Between four and six percent of the total worldwide carbon dioxide emissions related to human activity stem from the global cement industry. Minimising these emissions is one of the main sustainability challenges facing our industry.
Some 60 percent of carbon dioxide emissions from cement production come from the calcining process, when we produce the intermediate product clincer. The remaining 40 percent of emissions come from the combustion of fuels used to produce heat during the production process.
The carbon footprint from the production of both concrete and aggregates is relatively small compared to that for cement production and relates primarily to transportation and energy use during production.
Direct CO2 emissions = CO2 from fuels and raw material (Business Line Cement only)
Direct CO2 emissions; kg CO2 per ton cement
We have formulated a zero vision for CO2 emissions over the product’s life cycle. It requires actions in five areas:
- Energy efficiency
- Using biomass as energy
- New cement types
- Carbon capture and storage (CCS)
1. Energy efficiency
We are continuously improving our energy efficiency step by step by replacing old machines, improving processes and optimizing production.

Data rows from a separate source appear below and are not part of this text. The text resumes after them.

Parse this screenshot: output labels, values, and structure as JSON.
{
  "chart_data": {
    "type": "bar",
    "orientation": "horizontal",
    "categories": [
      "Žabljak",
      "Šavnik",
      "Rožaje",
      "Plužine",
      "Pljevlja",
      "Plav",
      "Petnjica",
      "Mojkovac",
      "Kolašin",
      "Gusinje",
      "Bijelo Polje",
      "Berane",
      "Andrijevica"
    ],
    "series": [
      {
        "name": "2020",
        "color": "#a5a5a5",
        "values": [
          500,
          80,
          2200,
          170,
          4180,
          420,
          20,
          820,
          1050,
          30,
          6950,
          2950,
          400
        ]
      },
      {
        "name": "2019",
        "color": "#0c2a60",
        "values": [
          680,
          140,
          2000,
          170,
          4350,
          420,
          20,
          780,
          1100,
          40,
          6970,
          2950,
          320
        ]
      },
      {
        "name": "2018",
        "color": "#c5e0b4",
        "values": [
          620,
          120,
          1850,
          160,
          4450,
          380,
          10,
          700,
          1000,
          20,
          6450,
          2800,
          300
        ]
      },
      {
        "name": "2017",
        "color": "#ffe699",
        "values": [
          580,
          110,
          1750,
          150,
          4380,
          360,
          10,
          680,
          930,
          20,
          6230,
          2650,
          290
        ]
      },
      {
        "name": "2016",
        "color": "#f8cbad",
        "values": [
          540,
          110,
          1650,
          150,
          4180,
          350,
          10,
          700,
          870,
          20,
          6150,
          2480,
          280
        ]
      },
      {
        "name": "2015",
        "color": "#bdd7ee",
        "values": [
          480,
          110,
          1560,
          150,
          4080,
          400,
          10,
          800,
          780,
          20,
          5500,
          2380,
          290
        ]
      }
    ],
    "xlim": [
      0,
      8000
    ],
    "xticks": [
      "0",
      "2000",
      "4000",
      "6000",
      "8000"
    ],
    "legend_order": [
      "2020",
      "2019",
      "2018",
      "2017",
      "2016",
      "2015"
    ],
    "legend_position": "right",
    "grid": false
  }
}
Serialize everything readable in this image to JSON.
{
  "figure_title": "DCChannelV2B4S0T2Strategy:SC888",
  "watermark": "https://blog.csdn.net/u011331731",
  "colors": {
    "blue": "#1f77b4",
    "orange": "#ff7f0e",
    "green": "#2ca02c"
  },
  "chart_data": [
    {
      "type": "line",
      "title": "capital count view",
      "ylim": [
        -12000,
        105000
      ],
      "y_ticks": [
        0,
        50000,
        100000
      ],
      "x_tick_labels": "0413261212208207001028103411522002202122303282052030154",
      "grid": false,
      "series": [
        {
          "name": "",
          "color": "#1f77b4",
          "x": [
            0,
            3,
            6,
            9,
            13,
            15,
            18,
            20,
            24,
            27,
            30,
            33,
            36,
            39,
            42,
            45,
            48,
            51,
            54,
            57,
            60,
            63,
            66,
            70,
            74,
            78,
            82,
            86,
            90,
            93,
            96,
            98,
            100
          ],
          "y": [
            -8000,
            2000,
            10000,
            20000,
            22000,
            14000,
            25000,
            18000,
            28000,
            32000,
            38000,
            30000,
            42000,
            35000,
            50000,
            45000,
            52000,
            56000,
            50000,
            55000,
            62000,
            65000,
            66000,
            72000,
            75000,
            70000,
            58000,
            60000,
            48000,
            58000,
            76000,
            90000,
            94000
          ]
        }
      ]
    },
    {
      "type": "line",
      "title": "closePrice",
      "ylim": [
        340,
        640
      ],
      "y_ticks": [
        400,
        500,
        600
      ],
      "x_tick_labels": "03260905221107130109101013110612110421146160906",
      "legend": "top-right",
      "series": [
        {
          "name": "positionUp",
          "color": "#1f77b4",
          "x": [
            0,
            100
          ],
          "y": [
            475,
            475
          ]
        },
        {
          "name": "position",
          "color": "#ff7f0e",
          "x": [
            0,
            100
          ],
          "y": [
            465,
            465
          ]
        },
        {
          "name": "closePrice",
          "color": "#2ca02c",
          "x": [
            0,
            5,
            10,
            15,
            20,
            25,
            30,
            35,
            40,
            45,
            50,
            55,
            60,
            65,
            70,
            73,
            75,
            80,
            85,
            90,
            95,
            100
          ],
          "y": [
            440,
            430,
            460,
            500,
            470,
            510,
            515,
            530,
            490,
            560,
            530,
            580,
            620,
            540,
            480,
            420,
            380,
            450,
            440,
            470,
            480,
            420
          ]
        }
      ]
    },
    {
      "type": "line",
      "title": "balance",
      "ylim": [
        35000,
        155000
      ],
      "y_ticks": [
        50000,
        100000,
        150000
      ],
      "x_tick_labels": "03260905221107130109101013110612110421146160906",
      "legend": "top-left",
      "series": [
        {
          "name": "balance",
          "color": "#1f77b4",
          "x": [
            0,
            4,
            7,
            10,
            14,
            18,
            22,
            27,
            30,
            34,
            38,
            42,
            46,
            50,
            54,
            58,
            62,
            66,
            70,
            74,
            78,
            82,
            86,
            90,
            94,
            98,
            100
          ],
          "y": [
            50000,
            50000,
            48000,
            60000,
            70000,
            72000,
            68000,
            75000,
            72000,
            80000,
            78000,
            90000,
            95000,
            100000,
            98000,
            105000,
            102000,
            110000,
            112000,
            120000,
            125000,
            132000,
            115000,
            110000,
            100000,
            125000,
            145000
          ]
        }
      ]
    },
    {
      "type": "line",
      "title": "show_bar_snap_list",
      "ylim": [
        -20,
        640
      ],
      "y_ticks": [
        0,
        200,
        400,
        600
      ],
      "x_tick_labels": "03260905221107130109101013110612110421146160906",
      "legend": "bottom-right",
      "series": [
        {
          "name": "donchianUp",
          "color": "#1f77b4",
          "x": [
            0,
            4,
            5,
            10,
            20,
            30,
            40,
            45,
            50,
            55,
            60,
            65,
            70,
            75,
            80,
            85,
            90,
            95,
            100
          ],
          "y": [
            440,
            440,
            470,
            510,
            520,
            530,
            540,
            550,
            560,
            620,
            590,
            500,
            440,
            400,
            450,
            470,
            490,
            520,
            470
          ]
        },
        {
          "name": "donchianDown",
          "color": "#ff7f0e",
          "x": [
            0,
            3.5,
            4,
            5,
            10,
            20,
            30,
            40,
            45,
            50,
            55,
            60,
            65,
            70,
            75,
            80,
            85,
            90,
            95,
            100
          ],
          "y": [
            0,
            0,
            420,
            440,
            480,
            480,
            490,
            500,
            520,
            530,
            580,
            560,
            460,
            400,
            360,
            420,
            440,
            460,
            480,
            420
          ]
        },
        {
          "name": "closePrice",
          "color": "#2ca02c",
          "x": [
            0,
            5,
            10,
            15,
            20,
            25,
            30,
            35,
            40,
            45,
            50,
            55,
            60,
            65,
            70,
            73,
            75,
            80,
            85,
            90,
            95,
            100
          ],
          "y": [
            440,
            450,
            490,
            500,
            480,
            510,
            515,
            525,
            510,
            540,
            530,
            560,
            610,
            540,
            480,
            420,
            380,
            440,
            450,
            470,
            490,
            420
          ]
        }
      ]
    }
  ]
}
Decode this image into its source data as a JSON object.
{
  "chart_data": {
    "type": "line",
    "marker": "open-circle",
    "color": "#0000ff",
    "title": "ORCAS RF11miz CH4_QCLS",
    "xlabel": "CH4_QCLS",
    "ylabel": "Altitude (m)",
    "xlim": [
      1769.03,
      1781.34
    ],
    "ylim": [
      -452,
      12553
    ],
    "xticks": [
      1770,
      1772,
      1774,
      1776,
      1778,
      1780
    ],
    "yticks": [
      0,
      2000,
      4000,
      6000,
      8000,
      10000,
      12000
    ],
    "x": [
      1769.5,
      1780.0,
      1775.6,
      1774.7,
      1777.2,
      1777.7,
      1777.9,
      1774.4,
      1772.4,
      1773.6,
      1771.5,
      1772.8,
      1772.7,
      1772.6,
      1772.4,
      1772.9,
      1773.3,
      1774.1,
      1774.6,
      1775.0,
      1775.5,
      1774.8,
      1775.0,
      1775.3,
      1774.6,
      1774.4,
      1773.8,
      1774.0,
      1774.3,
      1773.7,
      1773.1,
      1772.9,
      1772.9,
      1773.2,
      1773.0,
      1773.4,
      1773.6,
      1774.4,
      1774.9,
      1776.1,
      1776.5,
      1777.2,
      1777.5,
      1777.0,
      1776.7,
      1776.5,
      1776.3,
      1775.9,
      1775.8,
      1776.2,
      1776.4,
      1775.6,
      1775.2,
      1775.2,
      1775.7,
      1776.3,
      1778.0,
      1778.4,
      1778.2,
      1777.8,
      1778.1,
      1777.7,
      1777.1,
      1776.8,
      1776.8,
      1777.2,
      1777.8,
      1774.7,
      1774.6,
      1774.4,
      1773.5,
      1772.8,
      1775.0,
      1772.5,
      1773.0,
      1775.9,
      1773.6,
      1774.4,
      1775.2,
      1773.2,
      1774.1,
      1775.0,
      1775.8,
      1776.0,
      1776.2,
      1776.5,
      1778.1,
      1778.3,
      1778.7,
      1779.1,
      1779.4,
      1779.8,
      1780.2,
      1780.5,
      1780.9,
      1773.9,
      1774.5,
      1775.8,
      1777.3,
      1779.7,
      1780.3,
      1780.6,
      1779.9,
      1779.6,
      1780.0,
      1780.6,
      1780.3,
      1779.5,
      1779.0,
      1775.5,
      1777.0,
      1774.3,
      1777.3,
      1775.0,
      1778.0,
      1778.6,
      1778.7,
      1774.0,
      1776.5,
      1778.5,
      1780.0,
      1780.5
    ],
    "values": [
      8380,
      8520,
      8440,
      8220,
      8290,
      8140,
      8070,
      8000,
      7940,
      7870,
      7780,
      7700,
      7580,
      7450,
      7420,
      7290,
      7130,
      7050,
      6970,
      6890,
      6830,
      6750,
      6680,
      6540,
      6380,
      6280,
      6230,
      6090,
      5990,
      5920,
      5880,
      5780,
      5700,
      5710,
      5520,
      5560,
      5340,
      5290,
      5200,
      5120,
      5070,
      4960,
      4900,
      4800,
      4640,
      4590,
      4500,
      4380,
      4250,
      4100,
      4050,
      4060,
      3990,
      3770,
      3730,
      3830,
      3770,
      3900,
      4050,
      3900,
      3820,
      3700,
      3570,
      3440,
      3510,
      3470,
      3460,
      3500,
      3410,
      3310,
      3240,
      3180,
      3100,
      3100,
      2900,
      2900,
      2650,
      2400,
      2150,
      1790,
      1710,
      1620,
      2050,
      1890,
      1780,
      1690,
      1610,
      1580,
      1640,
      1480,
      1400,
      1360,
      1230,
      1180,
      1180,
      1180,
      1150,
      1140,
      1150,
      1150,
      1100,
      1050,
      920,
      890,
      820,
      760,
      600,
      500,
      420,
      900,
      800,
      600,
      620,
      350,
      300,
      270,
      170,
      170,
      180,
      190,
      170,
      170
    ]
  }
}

2. Using biomass as energy
As part of our work to replace coal with alternative fuel sources, we strive to increase the amount of biomass in our fuel mix. In Northern Europe we have total of 19 % biomass in our fuel. Our best plans in Slite and Brevik has 23 % of biomass in its fuel mix. The main sources of biomass are woodchips, paper, textiles and animal meal.
3. New cement types
Clinker is an intermediate product in the cement production. The clinker is grinded to produce cement. By replacing parts of the clinker with other products, we lower the carbon footprint of the cement. The main replacement material is fly ash, which is a waste product of coal-fired power plants. Lime and slag which are both waste products from the iron industry, are also used to reduce the clinker content. Our cement has an average clinker content of 83 %.
4. Carbon capture and storage (CCS)
A world-first project for carbon capture within the cement industry has been underway at our plant in Brevik, since 2013. Four technologies have been tested with good results. A feasibility study with the aim of establishing a framework for a full-scale carbon capture facility will be run in 2016. The project and the study are government funded and are managed in cooperation with the European Cement Research Academy (ECRA).
Hardened concrete absorbs CO₂ through a slow process called carbonation. This process continues even after the concrete products many years of use. If used concrete is crushed down, the speed of the carbonation can be further increased. Calculations show that concrete constructions in Sweden and Norway absorb 500,000 tonnes of CO₂ per year.
We produce large volumes of products, and transporting these is a source of carbon emissions. We aim to use sea transport wherever possible especially for cement and aggregate deliveries. Ready-mixed concrete and concrete elements are mainly transported by road.
Development of new concrete mixes with a lower carbon footprint is based both on new cement types as well as optimizing the concrete mix. It is possible to produce carbon with as much as 50% reduction in CO₂ footprint compared to standard European concrete. In Norway, low-carbon concrete products have their own standardization.
Comment: KPIs regarding NOx and SOx emissions will be added in August 2016.